Several limitations to this meta-analysis should be noted. First, for the majority of the studies, clinical diagnosis at follow-up was not independent from initial diagnosis. Kleinman et al. (2008) suggested that a truly blind evaluation at Time 2 would be preferable because it would reduce potential bias in the diagnostic determination. However, Stone et al. (1999) evaluated the influence of same and different clinicians on the stability of the diagnosis. They found no significant difference whether it was the same or a different clinician at Time 2. Further studies are needed to support this result. Second, general information that affects the evolution of AD and PDD-NOS were not documented.

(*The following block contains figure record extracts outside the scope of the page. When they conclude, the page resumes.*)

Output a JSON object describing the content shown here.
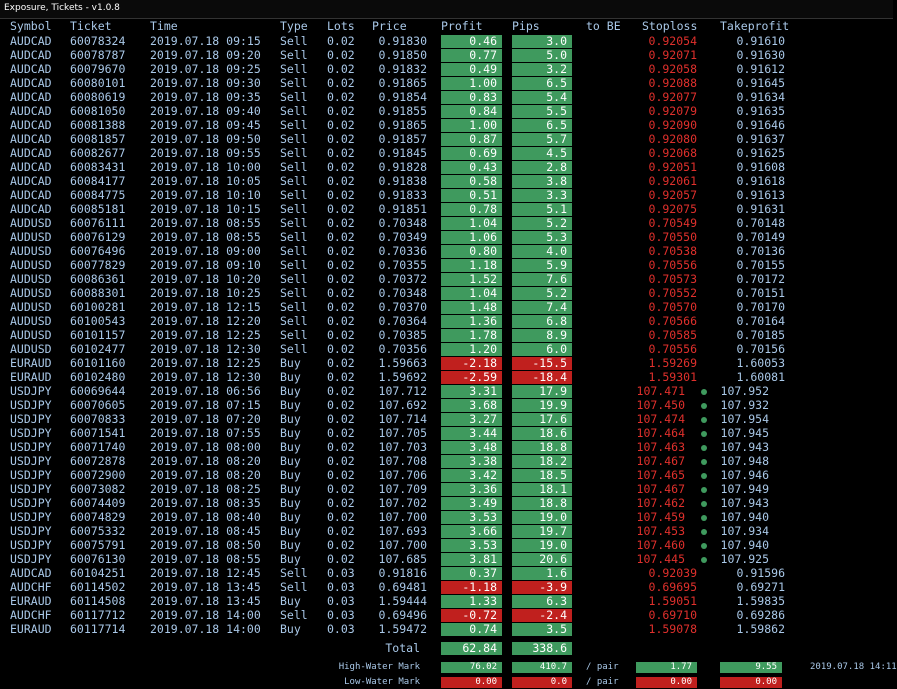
{
  "window_title": "Exposure, Tickets - v1.0.8",
  "headers": [
    "Symbol",
    "Ticket",
    "Time",
    "Type",
    "Lots",
    "Price",
    "Profit",
    "Pips",
    "to BE",
    "Stoploss",
    "Takeprofit"
  ],
  "rows": [
    [
      "AUDCAD",
      "60078324",
      "2019.07.18 09:15",
      "Sell",
      "0.02",
      "0.91830",
      "0.46",
      "3.0",
      "0.92054",
      "0.91610"
    ],
    [
      "AUDCAD",
      "60078787",
      "2019.07.18 09:20",
      "Sell",
      "0.02",
      "0.91850",
      "0.77",
      "5.0",
      "0.92071",
      "0.91630"
    ],
    [
      "AUDCAD",
      "60079670",
      "2019.07.18 09:25",
      "Sell",
      "0.02",
      "0.91832",
      "0.49",
      "3.2",
      "0.92058",
      "0.91612"
    ],
    [
      "AUDCAD",
      "60080101",
      "2019.07.18 09:30",
      "Sell",
      "0.02",
      "0.91865",
      "1.00",
      "6.5",
      "0.92088",
      "0.91645"
    ],
    [
      "AUDCAD",
      "60080619",
      "2019.07.18 09:35",
      "Sell",
      "0.02",
      "0.91854",
      "0.83",
      "5.4",
      "0.92077",
      "0.91634"
    ],
    [
      "AUDCAD",
      "60081050",
      "2019.07.18 09:40",
      "Sell",
      "0.02",
      "0.91855",
      "0.84",
      "5.5",
      "0.92079",
      "0.91635"
    ],
    [
      "AUDCAD",
      "60081388",
      "2019.07.18 09:45",
      "Sell",
      "0.02",
      "0.91865",
      "1.00",
      "6.5",
      "0.92090",
      "0.91646"
    ],
    [
      "AUDCAD",
      "60081857",
      "2019.07.18 09:50",
      "Sell",
      "0.02",
      "0.91857",
      "0.87",
      "5.7",
      "0.92080",
      "0.91637"
    ],
    [
      "AUDCAD",
      "60082677",
      "2019.07.18 09:55",
      "Sell",
      "0.02",
      "0.91845",
      "0.69",
      "4.5",
      "0.92068",
      "0.91625"
    ],
    [
      "AUDCAD",
      "60083431",
      "2019.07.18 10:00",
      "Sell",
      "0.02",
      "0.91828",
      "0.43",
      "2.8",
      "0.92051",
      "0.91608"
    ],
    [
      "AUDCAD",
      "60084177",
      "2019.07.18 10:05",
      "Sell",
      "0.02",
      "0.91838",
      "0.58",
      "3.8",
      "0.92061",
      "0.91618"
    ],
    [
      "AUDCAD",
      "60084775",
      "2019.07.18 10:10",
      "Sell",
      "0.02",
      "0.91833",
      "0.51",
      "3.3",
      "0.92057",
      "0.91613"
    ],
    [
      "AUDCAD",
      "60085181",
      "2019.07.18 10:15",
      "Sell",
      "0.02",
      "0.91851",
      "0.78",
      "5.1",
      "0.92075",
      "0.91631"
    ],
    [
      "AUDUSD",
      "60076111",
      "2019.07.18 08:55",
      "Sell",
      "0.02",
      "0.70348",
      "1.04",
      "5.2",
      "0.70549",
      "0.70148"
    ],
    [
      "AUDUSD",
      "60076129",
      "2019.07.18 08:55",
      "Sell",
      "0.02",
      "0.70349",
      "1.06",
      "5.3",
      "0.70550",
      "0.70149"
    ],
    [
      "AUDUSD",
      "60076496",
      "2019.07.18 09:00",
      "Sell",
      "0.02",
      "0.70336",
      "0.80",
      "4.0",
      "0.70538",
      "0.70136"
    ],
    [
      "AUDUSD",
      "60077829",
      "2019.07.18 09:10",
      "Sell",
      "0.02",
      "0.70355",
      "1.18",
      "5.9",
      "0.70556",
      "0.70155"
    ],
    [
      "AUDUSD",
      "60086361",
      "2019.07.18 10:20",
      "Sell",
      "0.02",
      "0.70372",
      "1.52",
      "7.6",
      "0.70573",
      "0.70172"
    ],
    [
      "AUDUSD",
      "60088301",
      "2019.07.18 10:25",
      "Sell",
      "0.02",
      "0.70348",
      "1.04",
      "5.2",
      "0.70552",
      "0.70151"
    ],
    [
      "AUDUSD",
      "60100281",
      "2019.07.18 12:15",
      "Sell",
      "0.02",
      "0.70370",
      "1.48",
      "7.4",
      "0.70570",
      "0.70170"
    ],
    [
      "AUDUSD",
      "60100543",
      "2019.07.18 12:20",
      "Sell",
      "0.02",
      "0.70364",
      "1.36",
      "6.8",
      "0.70566",
      "0.70164"
    ],
    [
      "AUDUSD",
      "60101157",
      "2019.07.18 12:25",
      "Sell",
      "0.02",
      "0.70385",
      "1.78",
      "8.9",
      "0.70585",
      "0.70185"
    ],
    [
      "AUDUSD",
      "60102477",
      "2019.07.18 12:30",
      "Sell",
      "0.02",
      "0.70356",
      "1.20",
      "6.0",
      "0.70556",
      "0.70156"
    ],
    [
      "EURAUD",
      "60101160",
      "2019.07.18 12:25",
      "Buy",
      "0.02",
      "1.59663",
      "-2.18",
      "-15.5",
      "1.59269",
      "1.60053"
    ],
    [
      "EURAUD",
      "60102480",
      "2019.07.18 12:30",
      "Buy",
      "0.02",
      "1.59692",
      "-2.59",
      "-18.4",
      "1.59301",
      "1.60081"
    ],
    [
      "USDJPY",
      "60069644",
      "2019.07.18 06:56",
      "Buy",
      "0.02",
      "107.712",
      "3.31",
      "17.9",
      "107.471",
      "107.952"
    ],
    [
      "USDJPY",
      "60070605",
      "2019.07.18 07:15",
      "Buy",
      "0.02",
      "107.692",
      "3.68",
      "19.9",
      "107.450",
      "107.932"
    ],
    [
      "USDJPY",
      "60070833",
      "2019.07.18 07:20",
      "Buy",
      "0.02",
      "107.714",
      "3.27",
      "17.6",
      "107.474",
      "107.954"
    ],
    [
      "USDJPY",
      "60071541",
      "2019.07.18 07:55",
      "Buy",
      "0.02",
      "107.705",
      "3.44",
      "18.6",
      "107.464",
      "107.945"
    ],
    [
      "USDJPY",
      "60071740",
      "2019.07.18 08:00",
      "Buy",
      "0.02",
      "107.703",
      "3.48",
      "18.8",
      "107.463",
      "107.943"
    ],
    [
      "USDJPY",
      "60072878",
      "2019.07.18 08:20",
      "Buy",
      "0.02",
      "107.708",
      "3.38",
      "18.2",
      "107.467",
      "107.948"
    ],
    [
      "USDJPY",
      "60072900",
      "2019.07.18 08:20",
      "Buy",
      "0.02",
      "107.706",
      "3.42",
      "18.5",
      "107.465",
      "107.946"
    ],
    [
      "USDJPY",
      "60073082",
      "2019.07.18 08:25",
      "Buy",
      "0.02",
      "107.709",
      "3.36",
      "18.1",
      "107.467",
      "107.949"
    ],
    [
      "USDJPY",
      "60074409",
      "2019.07.18 08:35",
      "Buy",
      "0.02",
      "107.702",
      "3.49",
      "18.8",
      "107.462",
      "107.943"
    ],
    [
      "USDJPY",
      "60074829",
      "2019.07.18 08:40",
      "Buy",
      "0.02",
      "107.700",
      "3.53",
      "19.0",
      "107.459",
      "107.940"
    ],
    [
      "USDJPY",
      "60075332",
      "2019.07.18 08:45",
      "Buy",
      "0.02",
      "107.693",
      "3.66",
      "19.7",
      "107.453",
      "107.934"
    ],
    [
      "USDJPY",
      "60075791",
      "2019.07.18 08:50",
      "Buy",
      "0.02",
      "107.700",
      "3.53",
      "19.0",
      "107.460",
      "107.940"
    ],
    [
      "USDJPY",
      "60076130",
      "2019.07.18 08:55",
      "Buy",
      "0.02",
      "107.685",
      "3.81",
      "20.6",
      "107.445",
      "107.925"
    ],
    [
      "AUDCAD",
      "60104251",
      "2019.07.18 12:45",
      "Sell",
      "0.03",
      "0.91816",
      "0.37",
      "1.6",
      "0.92039",
      "0.91596"
    ],
    [
      "AUDCHF",
      "60114502",
      "2019.07.18 13:45",
      "Sell",
      "0.03",
      "0.69481",
      "-1.18",
      "-3.9",
      "0.69695",
      "0.69271"
    ],
    [
      "EURAUD",
      "60114508",
      "2019.07.18 13:45",
      "Buy",
      "0.03",
      "1.59444",
      "1.33",
      "6.3",
      "1.59051",
      "1.59835"
    ],
    [
      "AUDCHF",
      "60117712",
      "2019.07.18 14:00",
      "Sell",
      "0.03",
      "0.69496",
      "-0.72",
      "-2.4",
      "0.69710",
      "0.69286"
    ],
    [
      "EURAUD",
      "60117714",
      "2019.07.18 14:00",
      "Buy",
      "0.03",
      "1.59472",
      "0.74",
      "3.5",
      "1.59078",
      "1.59862"
    ]
  ],
  "dot_rows": [
    25,
    26,
    27,
    28,
    29,
    30,
    31,
    32,
    33,
    34,
    35,
    36,
    37
  ],
  "total": {
    "label": "Total",
    "profit": "62.84",
    "pips": "338.6"
  },
  "high_water": {
    "label": "High-Water Mark",
    "profit": "76.02",
    "pips": "410.7",
    "per": "/ pair",
    "sl": "1.77",
    "tp": "9.55",
    "time": "2019.07.18 14:11"
  },
  "low_water": {
    "label": "Low-Water Mark",
    "profit": "0.00",
    "pips": "0.0",
    "per": "/ pair",
    "sl": "0.00",
    "tp": "0.00"
  }
}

For example, the impact of the interventions on the final outcome was not measured, except in Turner et al. (2006). In addition there was not enough information to conduct subgroup meta-analysis based on gender ratios and IQ, as recommended for the latter by Witwer and Lecavalier (2008).

Conclusion

Our meta-analysis conducted on the eight longitudinal studies on PDD-NOS that have been published from 1996 to 2009 showed that PDD-NOS diagnosis was less stable than AD diagnosis. When established before 36 months, the overall stability rate was 35% at 3-year follow-up. Consistent with the previous literature on the reliability of the PDD-NOS diagnosis in young children, our meta-analysis did not to support the discriminant and predictive validity of this category. Thus, from a clinical standpoint, children whose PDD-NOS diagnosis was established before 36 months should be re-assessed at a later age. In addition further studies on the stability of PDD-NOS should use ADI-R and ADOS at each diagnostic assessment time and provide adequate information on the participants’ gender, IQ, verbal and motor skills.